Ora vivono a Crema, in un piccolo appartamento che era libero.
«Viviamo con due bimbi accolti: E. di 6 anni, arrivato come dono del matrimonio, un mese dopo esserci sposati, e P. di 18 mesi arrivato il 24 dicembre del 2021. Sono bimbetti bellissimi ma affetti rispettivamente da sindromi rare ed ultra rare. Con noi c'è anche una signora psichiatrica di 50 anni, che è un po’ la zia di casa, ed abbiamo da poco accompagnato in zona Paradiso un'altra signora oligofrenica, con gravi problematiche fisiche, che è stata un po' la nostra nonnina... L’averla accompagnata è stata un’esperienza di vita profonda, sofferta, ma che ci ha donato una prossimità particolare col Signore, facendoci quasi sentire inchiodati col cuore a quella croce».
«L’appartamento è piccolo e tutta la vita si svolge in una sala, ma siamo certi che il Signore attraverso questo ci sta guidando, ci dice “un passo alla volta”. Non è facile vivere tutti insieme con esigenze diverse, però in un ambiente così si creano legami che danno sapore di famiglia, ci ha permesso di creare quel legame familiare che in una casa grande sarebbe stato dispersivo» spiega Debora.
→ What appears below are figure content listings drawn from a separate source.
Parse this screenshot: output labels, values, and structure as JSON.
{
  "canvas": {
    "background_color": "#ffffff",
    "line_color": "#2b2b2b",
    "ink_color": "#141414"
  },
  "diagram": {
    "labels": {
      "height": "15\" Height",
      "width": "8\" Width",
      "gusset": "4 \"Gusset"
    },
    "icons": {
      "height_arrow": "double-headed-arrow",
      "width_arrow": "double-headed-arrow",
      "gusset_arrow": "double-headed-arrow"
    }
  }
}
«È utile anche per noi come coppia: un ambiente così ci fa mettere l’amore che ci lega di fronte ad ogni problema» aggiunge Silvio.
«Un aneddoto: Silvio di giorno operatore al centro diurno della zona – dice Debora – io restavo a casa con P. piccolo e la nonnina. Quando lei era in ospedale lui la chiamava. Voleva stare sempre attaccato al suo letto. Se n’è andata con un bacio sulla fronte di P.».
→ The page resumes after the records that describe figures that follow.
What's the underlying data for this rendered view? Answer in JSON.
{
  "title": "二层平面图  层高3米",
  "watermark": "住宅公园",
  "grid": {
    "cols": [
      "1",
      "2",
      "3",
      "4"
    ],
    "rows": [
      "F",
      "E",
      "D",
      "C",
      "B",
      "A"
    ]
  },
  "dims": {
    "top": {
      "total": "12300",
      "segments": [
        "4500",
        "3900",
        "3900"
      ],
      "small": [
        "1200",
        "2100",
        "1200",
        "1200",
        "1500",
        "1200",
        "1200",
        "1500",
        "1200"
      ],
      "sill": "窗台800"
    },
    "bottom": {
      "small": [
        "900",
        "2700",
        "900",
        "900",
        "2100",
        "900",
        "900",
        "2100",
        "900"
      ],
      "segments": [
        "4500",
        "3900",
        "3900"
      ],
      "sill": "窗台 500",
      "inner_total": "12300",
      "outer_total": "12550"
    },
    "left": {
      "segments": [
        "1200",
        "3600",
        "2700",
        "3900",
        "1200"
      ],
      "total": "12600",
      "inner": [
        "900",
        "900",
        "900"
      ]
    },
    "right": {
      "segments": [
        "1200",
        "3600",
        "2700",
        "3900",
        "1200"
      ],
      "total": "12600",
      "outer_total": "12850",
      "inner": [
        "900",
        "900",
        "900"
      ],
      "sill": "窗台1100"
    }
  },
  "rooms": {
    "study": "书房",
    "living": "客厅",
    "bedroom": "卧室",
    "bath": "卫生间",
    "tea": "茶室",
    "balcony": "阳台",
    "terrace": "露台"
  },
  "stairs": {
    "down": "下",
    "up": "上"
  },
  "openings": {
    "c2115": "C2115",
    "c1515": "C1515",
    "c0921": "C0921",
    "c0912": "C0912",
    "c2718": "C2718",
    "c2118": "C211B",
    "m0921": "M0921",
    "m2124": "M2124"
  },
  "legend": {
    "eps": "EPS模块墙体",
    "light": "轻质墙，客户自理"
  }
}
«Questa scelta – continua – mi ha fatto trovare il mio posto nel mondo. Una vita degna di essere vissuta, che mi salva. Sotto casa c’è un bar di persone della nostra età che lavorano, bevono, fumano. Ci dicono che siamo bravi, ma quando me lo dicono rispondo sono loro che salvano noi».
Nella casa famiglia – conclude Silvio – trovo il senso di tutto il mio percorso. La mia salvezza è vivere il Vangelo, non vedrei altro modo. Senza casa famiglia non mi sentirei compiuto. Questa cosa è stata chiara fin da fidanzati, eravamo consapevoli che il Signore ci aveva pensati così».
«Abbiamo scelto di sposarci il 2 maggio, perché c’era il ponte, ma poi abbiamo scoperto che è la data di morte della beata Sandra Sabattini… un altro piccolo segno sul nostro cammino».